L. do D.
Sinto-me às vezes tocado, não sei porquê, de um prenuncio de morte... Ou seja uma vaga doença, que se não materializa em dor e porisso tende a espiritualizar-se em fim, ou seja um cansaço que quer um somno tam profundo que o dormir lhe não basta — o certo é que sinto como se, no fim de um peorar de doente, por fim largasse sem violencia ou saudade as mãos debeis de sobre a colcha sentida.

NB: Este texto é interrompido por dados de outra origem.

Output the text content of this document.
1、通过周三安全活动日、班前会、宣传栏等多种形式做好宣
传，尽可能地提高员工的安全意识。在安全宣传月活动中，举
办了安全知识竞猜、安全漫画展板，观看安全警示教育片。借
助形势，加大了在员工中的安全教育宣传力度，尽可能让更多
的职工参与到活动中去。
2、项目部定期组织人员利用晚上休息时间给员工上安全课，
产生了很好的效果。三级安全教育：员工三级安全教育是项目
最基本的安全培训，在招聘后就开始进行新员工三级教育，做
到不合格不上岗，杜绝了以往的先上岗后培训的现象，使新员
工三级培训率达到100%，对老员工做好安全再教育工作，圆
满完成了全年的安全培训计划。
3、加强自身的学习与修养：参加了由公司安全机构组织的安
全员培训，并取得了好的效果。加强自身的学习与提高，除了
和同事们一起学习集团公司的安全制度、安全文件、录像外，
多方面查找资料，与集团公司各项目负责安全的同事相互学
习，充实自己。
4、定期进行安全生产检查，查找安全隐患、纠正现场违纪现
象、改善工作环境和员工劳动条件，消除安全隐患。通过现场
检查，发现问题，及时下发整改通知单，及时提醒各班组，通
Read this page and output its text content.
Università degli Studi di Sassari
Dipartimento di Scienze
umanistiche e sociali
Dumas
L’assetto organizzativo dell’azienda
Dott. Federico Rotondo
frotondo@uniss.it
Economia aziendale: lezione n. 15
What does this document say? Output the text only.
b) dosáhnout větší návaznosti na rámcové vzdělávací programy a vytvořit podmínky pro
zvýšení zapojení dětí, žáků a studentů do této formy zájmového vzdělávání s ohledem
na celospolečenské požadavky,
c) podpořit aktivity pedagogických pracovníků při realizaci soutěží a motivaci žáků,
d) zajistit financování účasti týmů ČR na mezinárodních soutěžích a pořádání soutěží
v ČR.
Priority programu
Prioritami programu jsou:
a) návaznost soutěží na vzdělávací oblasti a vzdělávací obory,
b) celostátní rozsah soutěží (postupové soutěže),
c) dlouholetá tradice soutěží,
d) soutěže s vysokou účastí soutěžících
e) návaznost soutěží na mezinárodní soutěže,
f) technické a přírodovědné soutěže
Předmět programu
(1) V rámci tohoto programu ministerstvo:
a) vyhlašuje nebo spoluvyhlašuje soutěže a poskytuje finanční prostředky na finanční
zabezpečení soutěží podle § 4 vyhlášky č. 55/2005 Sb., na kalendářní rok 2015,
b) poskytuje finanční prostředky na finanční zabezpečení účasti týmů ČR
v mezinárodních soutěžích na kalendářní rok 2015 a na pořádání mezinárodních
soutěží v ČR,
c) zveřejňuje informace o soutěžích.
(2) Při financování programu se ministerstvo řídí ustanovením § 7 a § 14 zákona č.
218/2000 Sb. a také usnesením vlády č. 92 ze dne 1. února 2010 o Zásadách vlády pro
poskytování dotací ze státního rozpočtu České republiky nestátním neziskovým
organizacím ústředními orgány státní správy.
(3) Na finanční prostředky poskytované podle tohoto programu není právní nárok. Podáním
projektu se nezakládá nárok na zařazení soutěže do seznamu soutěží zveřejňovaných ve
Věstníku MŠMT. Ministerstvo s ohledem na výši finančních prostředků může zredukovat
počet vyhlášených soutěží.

Considero então que coisa é esta a que chamamos morte. Não quero dizer o mysterio da morte, que não penetro, mas a sensação physica de cessar de viver. A humanidade tem medo da morte, mas incertamente; o homem normal bate-se bem em exercicio, o homem normal, doente ou velho, raras vezes olha com horror o abysmo do nada que elle attribue a esse abysmo. Tudo isso é falta de imaginação. Nem ha nada menos de quem pensa que suppôr a morte um somno. Porque o ha de ser se a morte se não assemelha ao somno? O essencial do somno é o accordar-se d'elle, e da morte, suppomos, não se accorda. E se a morte se assemelha ao somno, deveremos ter a noção de que se accorda d'ella. Não é isso, porém, o que o homem normal se figura: figura para si a morte como um somno de que não se accorda, o que nada quere dizer. A morte, disse, não se assemelha ao somno, pois no somno se está vivo e dormindo; nem sei como póde alguem assemelhar a morte a qualquer coisa, pois não póde ter experiencia d'ella, ou coisa com que a comparar.
A mim, quando vejo um morto, a morte parece-me uma partida. O cadaver dá-me a impressão de um trajo que se deixou. Alguem se foi embora e não precisou de levar aquelle fato unico que vestira.